Menyikapi hal tersebut, KH Sholahuddin Wahid menyarankan agar tidak perlu ikut terlibat debat kusir tentang politik nasional. Masyarakat diajak untuk meneduhkan situasi yang makin panas. Minimal tidak ikut menyebarkan kabar bohong yang mudah ditemui di media sosial. “Kalau kita melihat atau membaca kabar hoaks murahan tidak usah ikut menyebarkan,” kata Gus Sholah saat menjadi narasumber dalam seminar nasional pemilu damai di Pesantren Tebuireng, Selasa (12/12).

Pengasuh Pondok Pesantren Tebu Ireng, Jombang itu mengingatkan agar tidak mudah merespon informasi yang terdapat di media sosial. Masyarakat diminta untuk memverifikasi kebenaran suatu informasi sebelum mersponnya.

“Kalau mau mengklarifikasi kabar hoaks atau pesan negatif di media sosial jangan tergesa-gesa, tapi tenangkan hati dan pikiran dulu. Lalu baru mengklarifikasi kabar tersebut dengan bahasa positif tidak menghina, merendahkan, menghargai pendapat orang lain dan tidak memprovokasi,” katanya.

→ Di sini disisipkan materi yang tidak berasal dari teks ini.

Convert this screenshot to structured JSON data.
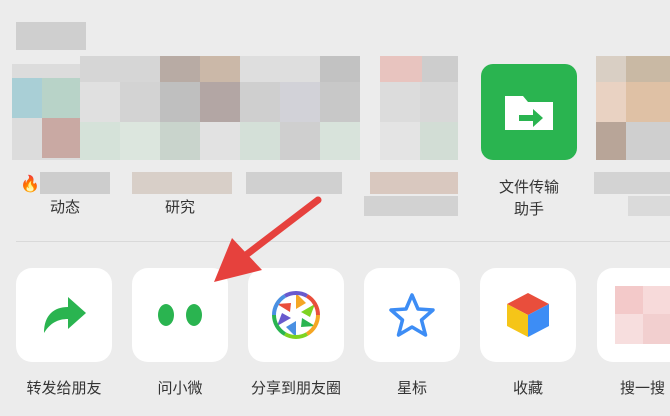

Menurut Gus Sholah, masyarakat harus cerdas mencerna informasi dengan melihat validitas data dan  kebenarannya. Jangan sampai karena informasi itu sedang panas kemudian dianggap sebagai kebenaran. “Cara menghentikan kegaduhan ini, kita harus memaparkan dan menyebarluaskan argumen secara logis dibarengi data-data yang akurat dan terpercaya serta sesuai dengan fakta,” tegas Gus Sholah.